Background: The area of north Staffordshire known as the Potteries was once a thriving manufacturing base. However, in recent times it has suffered serious decline and the loss of thousands of jobs.
Who Is Behind It? Regional development agency Advantage West Midlands, Staffordshire County Council, Stoke-on-Trent City Council and Newcastle-under-Lyme Borough Council. Funding has come from the single regeneration budget, Advantage West Midlands and private sector sources.
Project aims: To change the Potteries from somewhere with little business enterprise into a thriving area with new industries and many start-up companies.
Skills: Involved Strategic planning, business acumen, partnership building and marketing.
It was branded the worst place in the country to start a business and had 38,000 jobless people living in some of the UK's most deprived areas.
The Potteries was on its knees in 2003 when Barclays described the area as the most difficult place for entrepreneurs to make a mark. It was a long way from the days when the area had become famous for its ceramics. Other industries such as coal, tyres and steel had also once flourished here.
But in the past 30 years, a national decline in manufacturing hit the Potteries hard. Around 60,000 jobs were lost and whole districts fell into decline. To compound this situation, the rate of business start-ups in the Potteries has been the lowest in the country. This is demonstrated by the fact that if the area achieved the national average on this measure, it would have 2,000 more companies.
In the light of this dire situation, regional development agency Advantage West Midlands worked with local county, city and borough councils to create a body that would lead regeneration efforts. The North Staffordshire Regeneration Zone (NSRZ) was created, with the task of establishing a culture of business enterprise in the area.

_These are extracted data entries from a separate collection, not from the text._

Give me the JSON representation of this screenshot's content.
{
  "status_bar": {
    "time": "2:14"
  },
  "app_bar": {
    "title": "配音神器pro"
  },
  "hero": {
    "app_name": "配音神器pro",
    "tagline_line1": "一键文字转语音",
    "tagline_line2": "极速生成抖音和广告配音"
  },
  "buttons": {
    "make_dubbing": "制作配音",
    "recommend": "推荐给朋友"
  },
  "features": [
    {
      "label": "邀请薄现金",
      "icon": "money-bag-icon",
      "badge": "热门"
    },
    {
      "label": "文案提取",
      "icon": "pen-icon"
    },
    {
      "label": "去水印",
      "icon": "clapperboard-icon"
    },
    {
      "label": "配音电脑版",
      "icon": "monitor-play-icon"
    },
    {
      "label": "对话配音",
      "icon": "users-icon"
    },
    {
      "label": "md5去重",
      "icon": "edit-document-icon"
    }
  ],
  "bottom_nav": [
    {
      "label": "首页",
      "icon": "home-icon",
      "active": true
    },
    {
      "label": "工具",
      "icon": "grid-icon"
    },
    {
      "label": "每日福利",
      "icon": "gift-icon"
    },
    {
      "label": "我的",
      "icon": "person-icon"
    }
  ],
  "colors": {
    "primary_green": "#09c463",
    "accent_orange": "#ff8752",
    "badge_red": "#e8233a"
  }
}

NSRZ enterprise and innovation strategy manager James Capper describes the task: "It was about encouraging the enterprise culture. When you have three generations of workers who have been employed in manufacturing there isn't the buzz that's needed."
The plan was to start with young children in primary schools and even nurseries, introducing them to the basic ideas of running a business. Now, more than 7,500 primary school children have taken part in business activities.
In other enterprise schemes for children, the businesses are closed once the project is finished. Capper says: "We thought this was absolutely nuts, so we set up a trading business and the children run it." There are now 30 trading firms run by school children, with the help of teachers who receive training. An example of this is a juice bar set up in Mitchell High School, which attracted a £12,000 NSRZ grant.
Adults are also being helped to set up businesses, with 500 start-ups, 1,000 new jobs and many small office units now available in places such as a converted factory. There are plans for more at Port Vale Football Club.
National recognition of the achievements has come in the shape of the Enterprising Britain 2007 award run by the Make Your Mark Campaign for the Department of Business, Enterprise and Regulatory Reform. NSRZ beat off competition from 11 other finalists.
James Murray Wells, founder of internet firm Glasses Direct and a national Enterprising Britain judge, said: "I am impressed with the community's enthusiasm for enterprise, including the savvy eight-year-olds I met who had learnt the difference between net and gross profit on one of NSRZ's education projects."
Starting with the youngest talent possible, the NSRZ has shown how to begin a turnaround in even the most unpromising situation.